Vídeo mostra grupo suspeito de matar Orelha tentando afogar outro cachorro em SC

Vídeo mostra grupo suspeito de matar Orelha tentando afogar outro cachorro em SC

Caso chocante envolve tentativa de afogamento de cão caramelo; investigação aponta violência repetida e adolescentes suspeitos estão nos EUA

Um novo capítulo horrível no caso do cão Orelha, brutalmente espancado e morto em Florianópolis (SC), veio à tona nos últimos dias. Vídeos que circulam nas redes sociais mostram um grupo de adolescentes andando em direção ao mar com um cachorro caramelo, e a Polícia Civil de Santa Catarina confirma que essa cena faz parte das apurações sobre maus-tratos cometidos pelos mesmos jovens apontados na morte de Orelha.

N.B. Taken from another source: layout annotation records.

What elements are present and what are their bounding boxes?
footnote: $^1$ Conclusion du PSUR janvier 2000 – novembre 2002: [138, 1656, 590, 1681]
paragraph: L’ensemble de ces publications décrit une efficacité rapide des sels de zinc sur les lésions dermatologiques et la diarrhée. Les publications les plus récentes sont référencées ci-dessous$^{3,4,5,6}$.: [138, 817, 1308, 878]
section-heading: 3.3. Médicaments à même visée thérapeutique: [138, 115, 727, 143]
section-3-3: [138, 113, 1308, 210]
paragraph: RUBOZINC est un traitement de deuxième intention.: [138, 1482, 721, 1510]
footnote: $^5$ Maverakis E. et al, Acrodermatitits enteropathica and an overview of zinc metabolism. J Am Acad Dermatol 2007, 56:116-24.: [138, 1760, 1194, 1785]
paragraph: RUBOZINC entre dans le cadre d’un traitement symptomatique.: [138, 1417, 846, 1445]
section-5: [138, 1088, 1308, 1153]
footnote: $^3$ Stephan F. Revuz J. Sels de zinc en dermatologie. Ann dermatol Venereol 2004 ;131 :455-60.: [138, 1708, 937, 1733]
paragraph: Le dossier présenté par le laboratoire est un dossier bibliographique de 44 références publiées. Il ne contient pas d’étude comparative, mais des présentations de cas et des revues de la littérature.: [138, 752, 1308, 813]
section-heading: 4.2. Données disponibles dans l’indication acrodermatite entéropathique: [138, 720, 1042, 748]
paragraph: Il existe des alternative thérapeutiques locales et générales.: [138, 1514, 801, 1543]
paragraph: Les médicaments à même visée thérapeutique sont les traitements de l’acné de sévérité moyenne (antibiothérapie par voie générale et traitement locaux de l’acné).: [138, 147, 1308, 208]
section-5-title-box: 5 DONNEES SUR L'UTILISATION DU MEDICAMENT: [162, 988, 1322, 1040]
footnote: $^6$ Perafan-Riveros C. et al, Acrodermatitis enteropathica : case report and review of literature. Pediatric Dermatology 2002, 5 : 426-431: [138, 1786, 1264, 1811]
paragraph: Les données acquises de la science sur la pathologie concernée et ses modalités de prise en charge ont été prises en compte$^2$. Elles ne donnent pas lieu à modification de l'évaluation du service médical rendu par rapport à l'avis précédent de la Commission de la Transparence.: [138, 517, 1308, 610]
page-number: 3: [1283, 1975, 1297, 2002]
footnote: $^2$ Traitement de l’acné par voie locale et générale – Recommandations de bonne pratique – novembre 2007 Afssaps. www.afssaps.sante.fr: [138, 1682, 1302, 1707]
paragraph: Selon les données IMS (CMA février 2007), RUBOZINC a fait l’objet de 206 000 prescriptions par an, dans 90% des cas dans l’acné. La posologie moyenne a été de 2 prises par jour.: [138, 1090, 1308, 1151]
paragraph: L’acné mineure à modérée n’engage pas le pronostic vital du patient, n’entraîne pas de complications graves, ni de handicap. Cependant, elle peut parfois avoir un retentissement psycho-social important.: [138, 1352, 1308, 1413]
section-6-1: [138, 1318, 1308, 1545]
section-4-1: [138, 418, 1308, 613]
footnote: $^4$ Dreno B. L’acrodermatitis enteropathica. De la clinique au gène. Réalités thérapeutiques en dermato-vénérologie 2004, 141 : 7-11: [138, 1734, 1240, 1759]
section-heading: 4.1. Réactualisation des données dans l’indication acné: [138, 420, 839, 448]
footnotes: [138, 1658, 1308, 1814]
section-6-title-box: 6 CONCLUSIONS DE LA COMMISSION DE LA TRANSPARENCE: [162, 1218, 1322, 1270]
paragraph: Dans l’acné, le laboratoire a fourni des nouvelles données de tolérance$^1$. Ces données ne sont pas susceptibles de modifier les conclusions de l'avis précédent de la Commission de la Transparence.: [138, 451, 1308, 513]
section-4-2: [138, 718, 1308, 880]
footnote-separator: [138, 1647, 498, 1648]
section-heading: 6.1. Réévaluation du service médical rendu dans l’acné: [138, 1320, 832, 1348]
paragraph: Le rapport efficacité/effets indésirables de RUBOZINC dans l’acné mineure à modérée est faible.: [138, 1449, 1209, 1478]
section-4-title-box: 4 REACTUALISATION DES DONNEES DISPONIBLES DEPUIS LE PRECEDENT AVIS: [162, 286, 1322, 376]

De acordo com as investigações, um dos adolescentes teria carregado o animal nos braços até a água do mar e, em seguida, tentado forçar o afogamento do cão — um ato igualmente cruel, que felizmente não teve o mesmo desfecho trágico: o cachorro conseguiu escapar e sobreviveu ao ataque.

Investigação e prisão e viagem dos suspeitos

A Polícia Civil realizou na segunda-feira (26) uma operação para cumprir mandados de busca e apreensão nas casas dos adolescentes e de familiares investigados no caso Orelha, recolhendo celulares e computadores que podem ajudar a esclarecer a dinâmica dos crimes.

Segundo as autoridades, dois dos adolescentes suspeitos estão atualmente nos Estados Unidos em uma viagem previamente planejada, com retorno previsto para a próxima semana, o que pode influenciar diretamente os depoimentos e a investigação em andamento.

Além disso, familiares adultos das crianças — incluindo um advogado e dois empresários — foram indiciados por coagir testemunhas, ou seja, tentar intimidar ou pressionar pessoas que poderiam depor sobre o que realmente aconteceu, em um claro esforço para dificultar a apuração dos fatos.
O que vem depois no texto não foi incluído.